Three checks at minimum: staleness (revert if block.timestamp - updatedAt > maxStaleness), invalid (revert if price <= 0 or answeredInRound < roundId), deviation (revert if move exceeds threshold from last accepted price). Storage: immutable for feed address and thresholds; one lastPrice slot. No admin (or two-step admin with timelock). Pause / circuit-breaker on extreme deviation.
Q22. When would you put a feature in the periphery vs the core?
Default to periphery. Move to core only if (a) the core can't enforce its invariants without it, or (b) the feature must hold user funds (and the periphery can't safely). The bar for adding to the audited core is much higher than adding to the periphery because every line of core requires re-audit; periphery can iterate.
Q23. Critique this pattern: balances[msg.sender] += msg.value; (bool ok,) = msg.sender.call{value: msg.value}(""); require(ok);
Wait — that's deposit, not withdraw, and the external call is pointless. Bigger issues: (1) why are you calling msg.sender after a deposit? smells like a callback pattern that opens reentrancy on whatever runs after; (2) if this is part of a larger function, the external call before other state changes is the bug. The pattern is suspicious regardless. In a real review I'd ask for context, then flag it as "unusual pattern — explain or remove" by default.
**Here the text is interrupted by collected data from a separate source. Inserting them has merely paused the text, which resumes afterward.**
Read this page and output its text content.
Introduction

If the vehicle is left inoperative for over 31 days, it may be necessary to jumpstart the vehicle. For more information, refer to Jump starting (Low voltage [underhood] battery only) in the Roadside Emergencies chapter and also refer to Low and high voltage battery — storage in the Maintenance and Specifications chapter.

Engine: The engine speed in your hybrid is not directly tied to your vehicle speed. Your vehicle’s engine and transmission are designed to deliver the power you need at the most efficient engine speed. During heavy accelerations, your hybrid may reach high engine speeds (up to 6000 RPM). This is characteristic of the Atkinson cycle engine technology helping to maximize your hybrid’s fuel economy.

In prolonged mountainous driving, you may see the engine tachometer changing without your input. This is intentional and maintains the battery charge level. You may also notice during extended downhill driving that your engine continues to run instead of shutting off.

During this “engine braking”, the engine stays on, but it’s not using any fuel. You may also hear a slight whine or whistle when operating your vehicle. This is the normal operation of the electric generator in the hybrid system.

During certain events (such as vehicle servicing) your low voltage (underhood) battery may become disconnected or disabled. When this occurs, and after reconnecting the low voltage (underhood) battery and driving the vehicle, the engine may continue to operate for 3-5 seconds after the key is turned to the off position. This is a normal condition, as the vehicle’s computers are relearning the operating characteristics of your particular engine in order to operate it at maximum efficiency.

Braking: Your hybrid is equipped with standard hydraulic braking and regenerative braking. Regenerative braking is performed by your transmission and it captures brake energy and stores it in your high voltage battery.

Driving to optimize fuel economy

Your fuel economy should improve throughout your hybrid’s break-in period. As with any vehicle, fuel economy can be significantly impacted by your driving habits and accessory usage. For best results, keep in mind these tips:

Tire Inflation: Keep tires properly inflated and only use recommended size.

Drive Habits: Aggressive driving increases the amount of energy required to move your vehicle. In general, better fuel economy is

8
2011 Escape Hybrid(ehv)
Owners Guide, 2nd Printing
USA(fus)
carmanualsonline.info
Q24. What's wrong with require(block.timestamp >= deadline, "EXPIRED") in a swap router?
The comparison is backwards — should be <=. deadline is a future timestamp by which the call must complete; the require should be "now must be before the deadline." With >= the swap fails until the deadline passes — opposite of intent.
Behavioral
Q25. Tell me about a time you disagreed with an auditor's finding.
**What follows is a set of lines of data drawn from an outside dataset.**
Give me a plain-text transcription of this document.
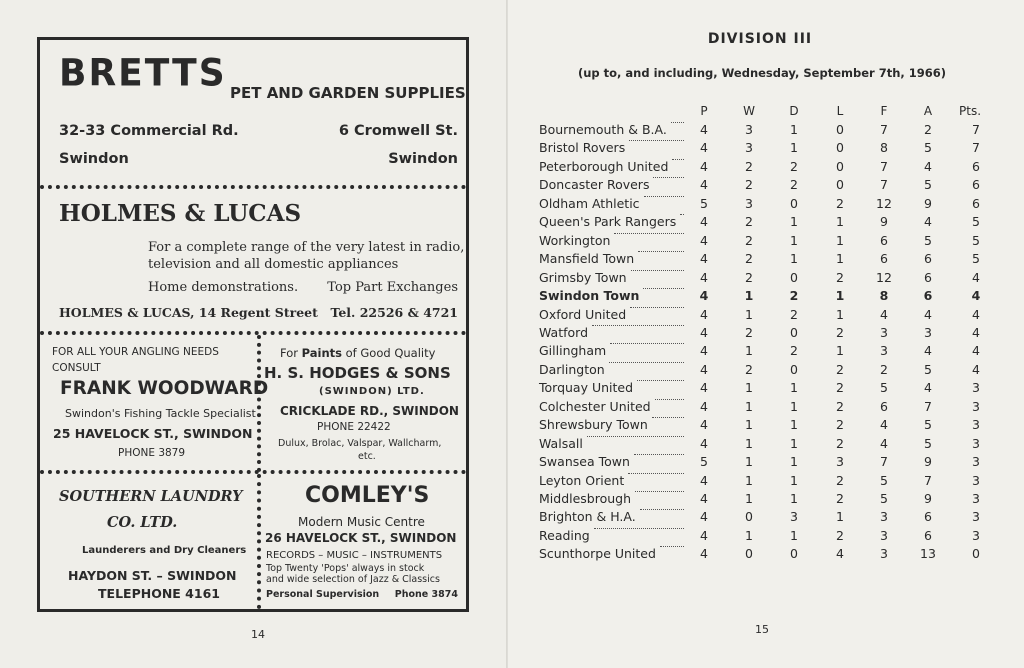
BRETTS PET AND GARDEN SUPPLIES
32-33 Commercial Rd.	6 Cromwell St.
Swindon	Swindon
HOLMES & LUCAS
For a complete range of the very latest in radio,
television and all domestic appliances
Home demonstrations. Top Part Exchanges
HOLMES & LUCAS, 14 Regent Street Tel. 22526 & 4721
FOR ALL YOUR ANGLING NEEDS
CONSULT
FRANK WOODWARD
Swindon's Fishing Tackle Specialist
25 HAVELOCK ST., SWINDON
PHONE 3879
For Paints of Good Quality
H. S. HODGES & SONS
(SWINDON) LTD.
CRICKLADE RD., SWINDON
PHONE 22422
Dulux, Brolac, Valspar, Wallcharm,
etc.
SOUTHERN LAUNDRY
CO. LTD.
Launderers and Dry Cleaners
HAYDON ST. – SWINDON
TELEPHONE 4161
COMLEY'S
Modern Music Centre
26 HAVELOCK ST., SWINDON
RECORDS – MUSIC – INSTRUMENTS
Top Twenty 'Pops' always in stock
and wide selection of Jazz & Classics
Personal Supervision Phone 3874
14
DIVISION III
(up to, and including, Wednesday, September 7th, 1966)
P	W	D	L	F	A	Pts.
Bournemouth & B.A.	4	3	1	0	7	2	7
Bristol Rovers	4	3	1	0	8	5	7
Peterborough United	4	2	2	0	7	4	6
Doncaster Rovers	4	2	2	0	7	5	6
Oldham Athletic	5	3	0	2	12	9	6
Queen's Park Rangers	4	2	1	1	9	4	5
Workington	4	2	1	1	6	5	5
Mansfield Town	4	2	1	1	6	6	5
Grimsby Town	4	2	0	2	12	6	4
Swindon Town	4	1	2	1	8	6	4
Oxford United	4	1	2	1	4	4	4
Watford	4	2	0	2	3	3	4
Gillingham	4	1	2	1	3	4	4
Darlington	4	2	0	2	2	5	4
Torquay United	4	1	1	2	5	4	3
Colchester United	4	1	1	2	6	7	3
Shrewsbury Town	4	1	1	2	4	5	3
Walsall	4	1	1	2	4	5	3
Swansea Town	5	1	1	3	7	9	3
Leyton Orient	4	1	1	2	5	7	3
Middlesbrough	4	1	1	2	5	9	3
Brighton & H.A.	4	0	3	1	3	6	3
Reading	4	1	1	2	3	6	3
Scunthorpe United	4	0	0	4	3	13	0
15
Structure your answer: (1) the finding, (2) why you initially disagreed, (3) the resolution. Aim for a story where you took the disagreement seriously, investigated honestly, and either changed your mind (best — shows live learning) or convinced the auditor with concrete evidence (also strong — shows technical depth). Avoid stories where the auditor was "just wrong"; those play badly.
Q26. You've found what might be a critical bug in production. The protocol team disagrees about whether to pause. How do you navigate?
Name the asymmetry: pausing has reversible costs (user friction, frontend confusion); not-pausing has irreversible costs (funds gone). The bar for pausing should be lower than the bar for full conviction. Make the pause decision quickly, then reason about the bug under the calm of paused state. Document the pause rationale publicly. If you're wrong, unpausing in a few hours is a survivable mistake; if you're right and didn't pause, the protocol is on Rekt News.
Ecosystem
Q27. Name three audit firms and what they're known for.
Trail of Bits — broad breadth, maintainers of Slither/Echidna/Medusa, strong static-analysis depth. OpenZeppelin — audits plus the standard library; pairs well with their upgrade tooling. Spearbit / Cantina — marketplace model with curated senior auditors. (Acceptable substitutes: ChainSecurity for formal methods leaning; Zellic for cryptography / novel VMs; Sigma Prime for consensus / staking; Halborn for breadth.)
Q28. Summarize the Beanstalk incident in 3 sentences.
An attacker flash-loaned BEAN governance tokens to acquire majority voting power within a single transaction. They proposed and immediately executed (because Beanstalk had no time delay on emergency proposals) a malicious proposal that drained the protocol's reserves. Lesson: voting power must snapshot at proposal time, not execution time, and even "emergency" governance paths need adversarial review of the speed/safety tradeoff.